Albert Serra costruisce un lavoro complesso e urticante, figlio della sua ossessiva perversione tra Illuminismo e Romanticismo, realizzando uno dei più grandi film realmente teorici (oggi che va di moda identificarli quasi tutti in quel modo) di questi tempi. Un’opera drammaticamente politica, trasformazione della realtà logica in forme agonizzanti, putrefatte e gargantuesche, barocche e meccaniche. Lo filma in un set espanso – già performato nel meraviglioso e omonimo spettacolo da lui portato in scena al Volksbühne di Berlino lo scorso anno – fatto di chiaroscuri che mostrano azioni e sguardi. Un atto di disperazione in cui non può esistere un possibile motore della Storia (e se fosse proprio la Storia a mancare?), lasciando solo a questi corpi dispersi il loro essere automi e al contempo marionette di un processo materialistico senza direzione. Una rottura degli schemi in cui lo sguardo dell’autore (come il nostro) rimane nel fuori-campo del desiderio, che è analisi delle strutture di potere (traslando classi e ruoli sociali di appartenenza) verso l’avvento di quel Capitalismo/cancro che castrerà la pratica reale della Rivoluzione; nella sua apparente rigenerazione continua vivono i germi della società in cui ognuno lotta per se stesso, in cui manca l’atto comunitario, e quel simbolico edonismo privato e infinito è il vero tarlo all’interno di questo libertinismo allucinatorio, è la genesi di un’altra sconfitta che acquista forme a-temporali. L’impossibilità di un’utopia è lo stesso atto di un’umanità in crisi.
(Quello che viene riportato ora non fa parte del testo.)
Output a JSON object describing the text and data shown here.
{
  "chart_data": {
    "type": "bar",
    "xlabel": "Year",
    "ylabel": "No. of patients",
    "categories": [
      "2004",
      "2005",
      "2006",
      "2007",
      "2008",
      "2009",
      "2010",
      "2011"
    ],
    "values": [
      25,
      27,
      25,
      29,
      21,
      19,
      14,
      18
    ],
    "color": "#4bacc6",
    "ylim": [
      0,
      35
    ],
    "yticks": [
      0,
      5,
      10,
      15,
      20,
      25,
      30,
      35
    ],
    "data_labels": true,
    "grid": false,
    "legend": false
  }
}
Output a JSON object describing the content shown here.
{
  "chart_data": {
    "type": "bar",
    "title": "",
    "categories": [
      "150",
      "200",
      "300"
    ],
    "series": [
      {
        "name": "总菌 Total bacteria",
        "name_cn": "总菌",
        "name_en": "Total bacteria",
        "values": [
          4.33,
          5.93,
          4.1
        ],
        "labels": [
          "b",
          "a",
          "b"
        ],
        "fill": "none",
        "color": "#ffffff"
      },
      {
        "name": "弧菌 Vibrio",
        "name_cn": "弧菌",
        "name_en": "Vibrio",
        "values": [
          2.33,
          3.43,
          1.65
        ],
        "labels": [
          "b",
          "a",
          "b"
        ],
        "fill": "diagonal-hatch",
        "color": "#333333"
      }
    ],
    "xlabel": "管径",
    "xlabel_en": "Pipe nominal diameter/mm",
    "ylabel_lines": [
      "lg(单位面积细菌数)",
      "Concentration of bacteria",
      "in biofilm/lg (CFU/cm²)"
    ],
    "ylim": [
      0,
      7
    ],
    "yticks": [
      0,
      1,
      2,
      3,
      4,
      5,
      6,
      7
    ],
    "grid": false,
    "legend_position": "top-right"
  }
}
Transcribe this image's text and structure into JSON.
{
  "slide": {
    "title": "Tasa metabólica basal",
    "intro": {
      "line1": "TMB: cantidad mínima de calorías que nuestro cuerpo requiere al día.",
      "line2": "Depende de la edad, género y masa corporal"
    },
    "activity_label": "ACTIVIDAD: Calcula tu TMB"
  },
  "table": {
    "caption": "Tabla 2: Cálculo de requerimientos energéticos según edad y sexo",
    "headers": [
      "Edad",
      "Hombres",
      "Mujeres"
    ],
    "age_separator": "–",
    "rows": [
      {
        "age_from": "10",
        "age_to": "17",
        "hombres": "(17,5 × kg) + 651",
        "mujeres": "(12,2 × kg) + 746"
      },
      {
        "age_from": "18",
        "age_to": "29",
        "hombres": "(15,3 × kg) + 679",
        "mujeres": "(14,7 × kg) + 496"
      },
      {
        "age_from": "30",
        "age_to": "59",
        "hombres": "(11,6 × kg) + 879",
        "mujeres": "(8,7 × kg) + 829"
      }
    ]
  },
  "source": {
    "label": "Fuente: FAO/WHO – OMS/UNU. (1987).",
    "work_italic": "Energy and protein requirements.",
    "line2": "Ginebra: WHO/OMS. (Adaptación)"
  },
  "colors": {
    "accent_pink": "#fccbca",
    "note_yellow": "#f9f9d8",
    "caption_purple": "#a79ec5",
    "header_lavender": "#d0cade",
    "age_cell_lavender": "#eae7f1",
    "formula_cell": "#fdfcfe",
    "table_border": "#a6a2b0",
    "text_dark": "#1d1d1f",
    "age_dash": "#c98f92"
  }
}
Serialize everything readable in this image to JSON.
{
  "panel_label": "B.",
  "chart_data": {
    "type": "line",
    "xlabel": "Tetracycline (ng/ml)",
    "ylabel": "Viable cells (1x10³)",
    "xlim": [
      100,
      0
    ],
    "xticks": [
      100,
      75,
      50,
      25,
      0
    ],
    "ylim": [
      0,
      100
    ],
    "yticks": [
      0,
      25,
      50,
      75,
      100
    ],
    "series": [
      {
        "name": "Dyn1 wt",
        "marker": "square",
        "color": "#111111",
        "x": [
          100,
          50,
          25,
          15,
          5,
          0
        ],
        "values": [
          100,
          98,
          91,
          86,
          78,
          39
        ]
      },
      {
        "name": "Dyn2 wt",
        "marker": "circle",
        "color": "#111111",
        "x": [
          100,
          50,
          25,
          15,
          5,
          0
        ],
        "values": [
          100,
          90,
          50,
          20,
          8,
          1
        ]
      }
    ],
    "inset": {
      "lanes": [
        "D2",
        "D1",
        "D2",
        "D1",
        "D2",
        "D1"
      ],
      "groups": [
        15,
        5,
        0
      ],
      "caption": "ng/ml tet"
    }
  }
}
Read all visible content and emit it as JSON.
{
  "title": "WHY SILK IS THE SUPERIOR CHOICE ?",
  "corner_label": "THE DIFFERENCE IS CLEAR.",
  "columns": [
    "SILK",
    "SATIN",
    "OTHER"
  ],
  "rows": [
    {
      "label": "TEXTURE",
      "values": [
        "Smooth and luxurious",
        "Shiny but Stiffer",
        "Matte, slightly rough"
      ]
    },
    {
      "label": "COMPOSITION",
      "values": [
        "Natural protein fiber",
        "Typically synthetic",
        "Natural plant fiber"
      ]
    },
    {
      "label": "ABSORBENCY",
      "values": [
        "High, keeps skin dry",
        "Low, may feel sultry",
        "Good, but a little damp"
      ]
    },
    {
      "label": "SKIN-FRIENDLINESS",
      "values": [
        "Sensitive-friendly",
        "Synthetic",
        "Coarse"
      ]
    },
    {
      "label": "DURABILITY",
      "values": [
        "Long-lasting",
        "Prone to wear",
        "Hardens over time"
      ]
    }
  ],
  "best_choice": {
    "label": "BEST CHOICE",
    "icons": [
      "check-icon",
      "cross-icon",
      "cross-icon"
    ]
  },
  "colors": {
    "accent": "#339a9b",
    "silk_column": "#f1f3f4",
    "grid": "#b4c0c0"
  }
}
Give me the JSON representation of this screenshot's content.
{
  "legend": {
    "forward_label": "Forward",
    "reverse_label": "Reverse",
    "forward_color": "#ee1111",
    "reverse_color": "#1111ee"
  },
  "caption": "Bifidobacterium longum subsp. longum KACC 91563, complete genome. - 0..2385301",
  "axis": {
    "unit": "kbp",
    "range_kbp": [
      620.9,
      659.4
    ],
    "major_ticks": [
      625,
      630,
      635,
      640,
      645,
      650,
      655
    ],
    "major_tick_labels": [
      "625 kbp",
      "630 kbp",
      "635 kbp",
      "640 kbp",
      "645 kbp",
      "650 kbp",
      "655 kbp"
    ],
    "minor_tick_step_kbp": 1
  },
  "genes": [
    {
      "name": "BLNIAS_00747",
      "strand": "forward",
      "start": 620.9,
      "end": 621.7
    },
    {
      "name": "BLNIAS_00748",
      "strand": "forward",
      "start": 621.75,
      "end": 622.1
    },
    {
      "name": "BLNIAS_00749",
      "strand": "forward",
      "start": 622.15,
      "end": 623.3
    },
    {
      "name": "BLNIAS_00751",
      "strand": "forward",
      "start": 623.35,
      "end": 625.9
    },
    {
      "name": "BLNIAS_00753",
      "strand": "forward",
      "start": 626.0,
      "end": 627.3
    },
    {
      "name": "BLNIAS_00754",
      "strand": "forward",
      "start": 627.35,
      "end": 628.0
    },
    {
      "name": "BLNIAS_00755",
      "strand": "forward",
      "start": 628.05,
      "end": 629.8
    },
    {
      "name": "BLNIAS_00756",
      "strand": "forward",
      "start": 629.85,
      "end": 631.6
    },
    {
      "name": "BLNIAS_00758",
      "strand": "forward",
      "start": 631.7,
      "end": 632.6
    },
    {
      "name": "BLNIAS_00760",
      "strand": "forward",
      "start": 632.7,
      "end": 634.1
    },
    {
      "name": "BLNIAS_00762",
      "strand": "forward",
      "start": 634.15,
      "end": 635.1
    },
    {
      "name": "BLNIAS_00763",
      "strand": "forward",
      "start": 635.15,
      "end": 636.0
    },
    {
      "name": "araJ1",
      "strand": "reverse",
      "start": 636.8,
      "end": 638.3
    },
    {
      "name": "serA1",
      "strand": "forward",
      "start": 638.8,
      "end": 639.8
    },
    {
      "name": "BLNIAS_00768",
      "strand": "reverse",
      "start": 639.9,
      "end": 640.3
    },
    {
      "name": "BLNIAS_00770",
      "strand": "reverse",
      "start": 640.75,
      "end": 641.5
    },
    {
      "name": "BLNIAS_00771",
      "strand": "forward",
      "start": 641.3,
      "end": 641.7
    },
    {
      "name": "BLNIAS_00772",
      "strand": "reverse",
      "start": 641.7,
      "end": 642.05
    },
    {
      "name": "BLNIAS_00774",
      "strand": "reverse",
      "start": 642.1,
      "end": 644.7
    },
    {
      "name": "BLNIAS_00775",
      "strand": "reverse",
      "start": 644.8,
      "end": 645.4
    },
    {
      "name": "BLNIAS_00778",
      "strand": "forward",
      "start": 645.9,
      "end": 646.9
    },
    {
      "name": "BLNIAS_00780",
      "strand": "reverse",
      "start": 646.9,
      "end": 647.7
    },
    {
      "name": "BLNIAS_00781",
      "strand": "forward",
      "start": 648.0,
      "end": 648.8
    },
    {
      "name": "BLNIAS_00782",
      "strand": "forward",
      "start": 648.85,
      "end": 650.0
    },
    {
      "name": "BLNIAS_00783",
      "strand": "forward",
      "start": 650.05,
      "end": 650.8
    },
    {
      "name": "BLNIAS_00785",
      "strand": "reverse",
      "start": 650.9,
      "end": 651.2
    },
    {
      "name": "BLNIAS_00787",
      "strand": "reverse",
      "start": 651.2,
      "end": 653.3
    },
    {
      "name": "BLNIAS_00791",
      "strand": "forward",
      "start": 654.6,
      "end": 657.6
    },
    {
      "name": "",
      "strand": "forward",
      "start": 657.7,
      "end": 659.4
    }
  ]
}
Tra Sade e Schnitzler, Barthes e Bataille, Voltaire e Apollinaire, Pasolini e Rossellini, Serra riscrive con straordinaria originalità un universo fantastico e terribilmente realista, non lasciando spazio ad alcun afflato onirico trovandosi faccia a faccia con l’abisso dell’anima, con la sua rappresentazione dell’eccesso attraverso nuovi leggi del desiderio. È la notte della ragione di un mondo alla deriva all’interno di un buio mai così denso, con tutte quelle ombre libertine che, come vampiri, spariscono con le prime (irreali, innaturali) luci del mattino. L’alba è scandita dal sole, rimangono le quinte di quella messa in scena, il silenzio angosciante di questa libertà provvisoria avvolge il bosco. Un nuovo giorno sarà (?).